The scope of this compiler algorithm was limited to affine array accesses within scientific applications. By prefetching only the affine accesses, we covered over 90%of the cache misses for roughly half of the benchmarks, while the coverage was closer to 50%of the misses for the remaining benchmarks. In order to increase our coverage, we need to handle more complex access patterns. A good starting point would be sparse matrices, which would account for many of the remaining misses in CG.
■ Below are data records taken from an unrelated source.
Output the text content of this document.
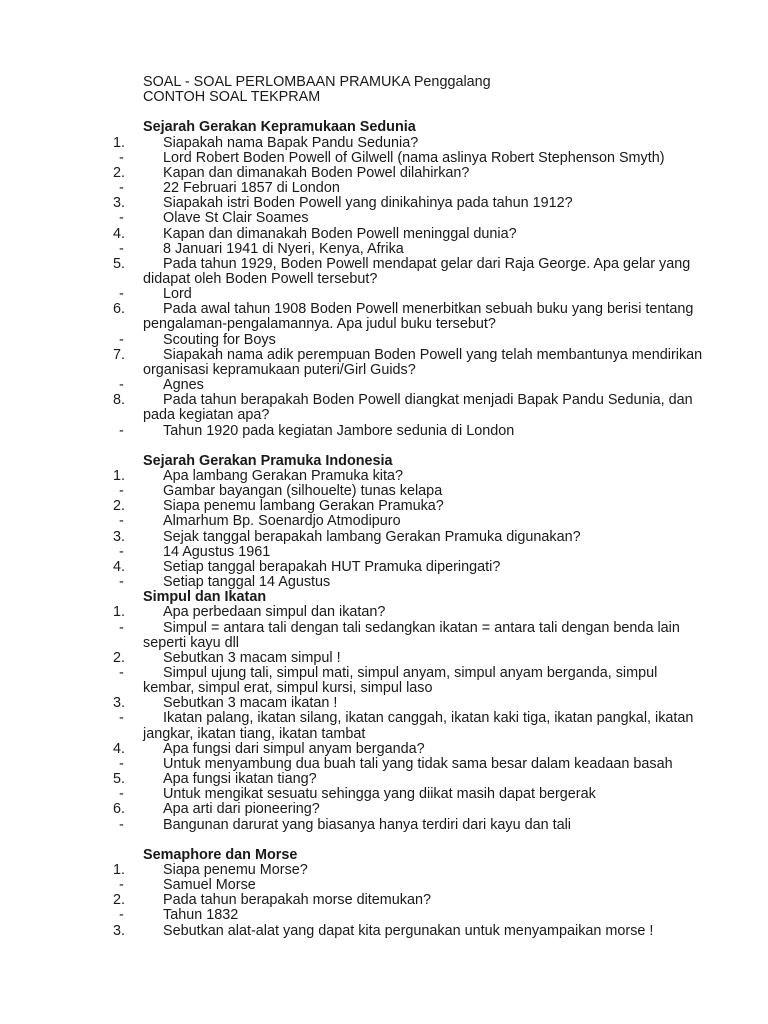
SOAL - SOAL PERLOMBAAN PRAMUKA Penggalang
CONTOH SOAL TEKPRAM
Sejarah Gerakan Kepramukaan Sedunia
1.	Siapakah nama Bapak Pandu Sedunia?
-	Lord Robert Boden Powell of Gilwell (nama aslinya Robert Stephenson Smyth)
2.	Kapan dan dimanakah Boden Powel dilahirkan?
-	22 Februari 1857 di London
3.	Siapakah istri Boden Powell yang dinikahinya pada tahun 1912?
-	Olave St Clair Soames
4.	Kapan dan dimanakah Boden Powell meninggal dunia?
-	8 Januari 1941 di Nyeri, Kenya, Afrika
5.	Pada tahun 1929, Boden Powell mendapat gelar dari Raja George. Apa gelar yang didapat oleh Boden Powell tersebut?
-	Lord
6.	Pada awal tahun 1908 Boden Powell menerbitkan sebuah buku yang berisi tentang pengalaman-pengalamannya. Apa judul buku tersebut?
-	Scouting for Boys
7.	Siapakah nama adik perempuan Boden Powell yang telah membantunya mendirikan organisasi kepramukaan puteri/Girl Guids?
-	Agnes
8.	Pada tahun berapakah Boden Powell diangkat menjadi Bapak Pandu Sedunia, dan pada kegiatan apa?
-	Tahun 1920 pada kegiatan Jambore sedunia di London
Sejarah Gerakan Pramuka Indonesia
1.	Apa lambang Gerakan Pramuka kita?
-	Gambar bayangan (silhouelte) tunas kelapa
2.	Siapa penemu lambang Gerakan Pramuka?
-	Almarhum Bp. Soenardjo Atmodipuro
3.	Sejak tanggal berapakah lambang Gerakan Pramuka digunakan?
-	14 Agustus 1961
4.	Setiap tanggal berapakah HUT Pramuka diperingati?
-	Setiap tanggal 14 Agustus
Simpul dan Ikatan
1.	Apa perbedaan simpul dan ikatan?
-	Simpul = antara tali dengan tali sedangkan ikatan = antara tali dengan benda lain seperti kayu dll
2.	Sebutkan 3 macam simpul !
-	Simpul ujung tali, simpul mati, simpul anyam, simpul anyam berganda, simpul kembar, simpul erat, simpul kursi, simpul laso
3.	Sebutkan 3 macam ikatan !
-	Ikatan palang, ikatan silang, ikatan canggah, ikatan kaki tiga, ikatan pangkal, ikatan jangkar, ikatan tiang, ikatan tambat
4.	Apa fungsi dari simpul anyam berganda?
-	Untuk menyambung dua buah tali yang tidak sama besar dalam keadaan basah
5.	Apa fungsi ikatan tiang?
-	Untuk mengikat sesuatu sehingga yang diikat masih dapat bergerak
6.	Apa arti dari pioneering?
-	Bangunan darurat yang biasanya hanya terdiri dari kayu dan tali
Semaphore dan Morse
1.	Siapa penemu Morse?
-	Samuel Morse
2.	Pada tahun berapakah morse ditemukan?
-	Tahun 1832
3.	Sebutkan alat-alat yang dapat kita pergunakan untuk menyampaikan morse !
Another problem we observed was the large number of conflicts that can occur in direct-mapped caches. These conflicts can have a severe impact on memory performance, regardless of whether prefetching is used. In the case of our algorithm, random conflicts make it even more difficult to predict the contents of the cache. For our experiments, we alleviated this problem by manually changing the alignment of some matrices in four of the applications. However, the burden of fixing such problems should not rest entirely on the programmer.
The use of profiling feedback might also improve the accuracy of our algorithm. As we mentioned earlier in Section 4.2, control-flow profiling information could be used to resolve unknown iteration counts. Also, techniques for profiling memory performance may give the compiler more insight into the caching behavior of the program. At one extreme, the exact miss rates of each reference could be measured-however, this would require simulating the application, which may be prohibitively expense. On the other hand, less expensive profiling techniques may provide the compiler with enough useful information, such as which loops suffer the greatest memory penalty. We are currently evaluating this tradeoff between the cost of collecting profiling information and benefit offered in terms of performance.